Like so many traditions, the Jewish value of hospitality takes root in the Torah, specifically in Genesis 18. Here, Abraham opens his home to three strangers, offering them food, drink and a place to bathe and sleep. Abraham is presented as a proactive figure, eager to welcome wayfarers and receive them into his home.
The Jewish people of Jerusalem also displayed hospitality in the days of the Holy Temple. Visitors from all of Israel would flock to the temple for holidays, and the people of Jerusalem would open their homes to the weary travelers, offering them food and lodging.
The biblical parable of opening one’s home to strangers has transcended centuries and is still present in modern Jewish society. At a traditional Passover seder, an “open house” policy is declared with the words “Let all who are hard-pressed come and eat. Let all who are in need come and share the Passover sacrifice.” Another demonstration of the open reception of guests is seen in the empty table setting for Elijah the prophet, which demonstrates that he and accompanying travelers are welcome throughout the holiday.
Recently, I had the opportunity to experience the astonishing reaches of hospitality in Jewish communities worldwide. An Israeli counselor from my summer overnight camp announced via Instagram that he was embarking upon a three-month bike trip from Portland, Maine, to Miami, Florida along the East Coast Greenway trail. He was looking for families along the east coast to host him for one night. My family opened up our home to him, offering him food and lodging, just like biblical figures did centuries ago. Over dinner, he recounted his past travels and his struggles in finding lodging along his route. Because he planned on traveling 75-90 miles per day, he often could not find hosts adequate distances apart, and had to revert to hostels or motels.
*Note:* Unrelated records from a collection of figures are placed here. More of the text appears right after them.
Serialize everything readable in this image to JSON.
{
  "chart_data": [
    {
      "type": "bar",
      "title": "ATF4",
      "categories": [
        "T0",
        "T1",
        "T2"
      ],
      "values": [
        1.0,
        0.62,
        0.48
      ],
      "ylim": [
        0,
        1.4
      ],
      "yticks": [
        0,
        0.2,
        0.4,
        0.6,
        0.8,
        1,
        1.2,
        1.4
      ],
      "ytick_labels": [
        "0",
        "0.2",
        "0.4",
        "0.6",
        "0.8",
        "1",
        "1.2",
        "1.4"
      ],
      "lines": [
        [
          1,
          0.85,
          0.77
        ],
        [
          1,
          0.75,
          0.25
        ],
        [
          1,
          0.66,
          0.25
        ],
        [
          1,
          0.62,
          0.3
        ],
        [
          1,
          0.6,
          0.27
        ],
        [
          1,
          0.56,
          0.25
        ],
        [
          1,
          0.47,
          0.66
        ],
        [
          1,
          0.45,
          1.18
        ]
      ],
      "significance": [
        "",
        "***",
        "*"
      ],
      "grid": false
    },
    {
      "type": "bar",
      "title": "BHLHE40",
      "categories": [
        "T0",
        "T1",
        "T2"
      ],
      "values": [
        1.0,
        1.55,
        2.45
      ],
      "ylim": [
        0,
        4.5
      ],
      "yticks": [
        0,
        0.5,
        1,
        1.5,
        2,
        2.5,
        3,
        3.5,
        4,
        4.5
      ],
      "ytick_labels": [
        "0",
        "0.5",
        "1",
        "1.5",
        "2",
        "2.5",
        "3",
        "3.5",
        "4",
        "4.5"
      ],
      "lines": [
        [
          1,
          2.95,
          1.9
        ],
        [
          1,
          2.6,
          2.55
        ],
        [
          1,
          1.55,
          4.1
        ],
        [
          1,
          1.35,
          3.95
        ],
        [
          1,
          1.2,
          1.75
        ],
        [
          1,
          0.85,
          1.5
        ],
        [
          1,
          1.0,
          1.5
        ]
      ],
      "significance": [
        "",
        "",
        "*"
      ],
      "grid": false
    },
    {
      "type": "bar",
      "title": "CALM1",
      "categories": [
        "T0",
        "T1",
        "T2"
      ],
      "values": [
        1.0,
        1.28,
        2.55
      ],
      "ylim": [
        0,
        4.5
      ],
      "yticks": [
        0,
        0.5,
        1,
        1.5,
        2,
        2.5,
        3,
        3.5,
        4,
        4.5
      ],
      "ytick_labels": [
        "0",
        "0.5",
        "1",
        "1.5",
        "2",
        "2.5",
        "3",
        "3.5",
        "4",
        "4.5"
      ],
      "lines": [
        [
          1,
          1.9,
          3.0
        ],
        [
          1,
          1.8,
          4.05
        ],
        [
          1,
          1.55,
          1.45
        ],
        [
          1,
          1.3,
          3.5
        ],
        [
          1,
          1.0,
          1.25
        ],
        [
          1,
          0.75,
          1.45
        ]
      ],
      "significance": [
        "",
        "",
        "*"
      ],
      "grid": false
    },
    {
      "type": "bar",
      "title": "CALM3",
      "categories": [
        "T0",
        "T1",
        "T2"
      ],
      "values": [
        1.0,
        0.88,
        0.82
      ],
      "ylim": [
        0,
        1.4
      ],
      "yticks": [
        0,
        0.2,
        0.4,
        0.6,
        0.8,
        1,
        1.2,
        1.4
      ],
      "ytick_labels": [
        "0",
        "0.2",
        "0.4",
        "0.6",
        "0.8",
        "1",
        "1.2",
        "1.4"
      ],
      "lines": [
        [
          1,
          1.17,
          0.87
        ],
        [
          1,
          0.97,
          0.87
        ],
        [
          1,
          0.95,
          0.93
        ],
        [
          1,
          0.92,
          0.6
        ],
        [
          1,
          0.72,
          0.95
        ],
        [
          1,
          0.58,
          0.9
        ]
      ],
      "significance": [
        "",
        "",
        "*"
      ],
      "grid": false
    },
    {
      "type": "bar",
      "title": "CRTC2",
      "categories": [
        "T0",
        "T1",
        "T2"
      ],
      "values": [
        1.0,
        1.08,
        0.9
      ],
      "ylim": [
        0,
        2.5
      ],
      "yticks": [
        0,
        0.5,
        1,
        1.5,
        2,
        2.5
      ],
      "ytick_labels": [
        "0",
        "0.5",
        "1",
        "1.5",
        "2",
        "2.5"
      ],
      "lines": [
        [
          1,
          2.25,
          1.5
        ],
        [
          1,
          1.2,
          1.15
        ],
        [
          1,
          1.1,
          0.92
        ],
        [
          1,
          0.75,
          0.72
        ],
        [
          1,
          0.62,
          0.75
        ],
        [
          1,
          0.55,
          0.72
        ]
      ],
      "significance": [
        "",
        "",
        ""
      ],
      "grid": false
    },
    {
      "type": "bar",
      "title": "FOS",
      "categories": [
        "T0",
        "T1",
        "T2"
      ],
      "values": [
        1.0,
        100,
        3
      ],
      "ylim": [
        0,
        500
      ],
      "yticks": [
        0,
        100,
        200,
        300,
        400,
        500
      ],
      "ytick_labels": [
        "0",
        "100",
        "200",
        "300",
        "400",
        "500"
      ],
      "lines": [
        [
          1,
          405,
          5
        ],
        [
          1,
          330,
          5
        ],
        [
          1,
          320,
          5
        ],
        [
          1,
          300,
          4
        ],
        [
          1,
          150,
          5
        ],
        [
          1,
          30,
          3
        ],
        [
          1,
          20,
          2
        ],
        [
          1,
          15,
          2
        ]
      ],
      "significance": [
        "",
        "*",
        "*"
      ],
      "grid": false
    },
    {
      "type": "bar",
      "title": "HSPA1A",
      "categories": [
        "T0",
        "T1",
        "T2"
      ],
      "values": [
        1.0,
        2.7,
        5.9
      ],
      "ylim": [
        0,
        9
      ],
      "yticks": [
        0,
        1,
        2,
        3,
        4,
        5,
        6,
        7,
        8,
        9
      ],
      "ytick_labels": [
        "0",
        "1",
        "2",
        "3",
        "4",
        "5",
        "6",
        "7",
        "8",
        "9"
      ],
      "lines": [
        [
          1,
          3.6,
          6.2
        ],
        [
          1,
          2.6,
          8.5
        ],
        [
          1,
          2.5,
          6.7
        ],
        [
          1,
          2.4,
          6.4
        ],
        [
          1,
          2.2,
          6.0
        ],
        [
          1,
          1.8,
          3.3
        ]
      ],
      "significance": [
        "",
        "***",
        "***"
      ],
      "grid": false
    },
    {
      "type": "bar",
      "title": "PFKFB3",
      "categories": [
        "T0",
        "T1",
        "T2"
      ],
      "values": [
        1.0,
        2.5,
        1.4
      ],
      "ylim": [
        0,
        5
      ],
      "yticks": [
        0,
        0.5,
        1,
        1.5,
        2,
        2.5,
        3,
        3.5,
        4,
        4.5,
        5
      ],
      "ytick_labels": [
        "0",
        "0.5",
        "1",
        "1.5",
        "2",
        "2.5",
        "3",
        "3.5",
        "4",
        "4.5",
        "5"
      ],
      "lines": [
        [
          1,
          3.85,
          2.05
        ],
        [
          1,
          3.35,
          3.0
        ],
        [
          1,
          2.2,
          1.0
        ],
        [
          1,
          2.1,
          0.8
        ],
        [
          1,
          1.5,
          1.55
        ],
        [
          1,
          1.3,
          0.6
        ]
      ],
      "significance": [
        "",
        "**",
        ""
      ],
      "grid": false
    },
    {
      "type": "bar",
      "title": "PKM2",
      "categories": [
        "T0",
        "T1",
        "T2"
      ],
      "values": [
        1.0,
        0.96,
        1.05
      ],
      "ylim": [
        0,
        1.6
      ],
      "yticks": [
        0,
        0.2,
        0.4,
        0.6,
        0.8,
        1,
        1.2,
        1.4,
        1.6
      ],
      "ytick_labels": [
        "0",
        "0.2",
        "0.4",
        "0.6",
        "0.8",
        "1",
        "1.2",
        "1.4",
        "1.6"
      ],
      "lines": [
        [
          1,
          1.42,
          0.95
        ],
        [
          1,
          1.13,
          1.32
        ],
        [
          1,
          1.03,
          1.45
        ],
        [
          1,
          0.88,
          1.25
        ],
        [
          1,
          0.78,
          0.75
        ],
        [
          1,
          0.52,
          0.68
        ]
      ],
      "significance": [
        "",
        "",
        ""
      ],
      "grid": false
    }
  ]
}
He told us that on rest days he traveled only 20 miles, which made it easier to find accommodations.
The next day he was planning on biking into New Jersey. No one that he knew offered to house him there, so he texted in a Facebook group labeled “Israeli’s in New Jersey.” The responses were incredible. Within an hour, he had received almost 15 offers, each a different number of miles away from his current location. With this generosity, he was able to plan his next leg of the journey to the exact timing he would depart and arrive.
It was at this moment that I realized how similar the stories of the Torah are to modern-day. Jews were and still are willing to open their homes to strangers within seconds of receiving a request for aid. This experience sent a beautiful message that a community bonded by religion was still connected despite centuries of separation spreading followers all around the globe. The idea that an Israeli traveler in a foreign country could find food and lodging with Jewish strangers within two minutes struck me as a symbol that despite geographical separations, the Jewish people will continue to be as cohesive as they were millennia ago wandering the desert of Egypt.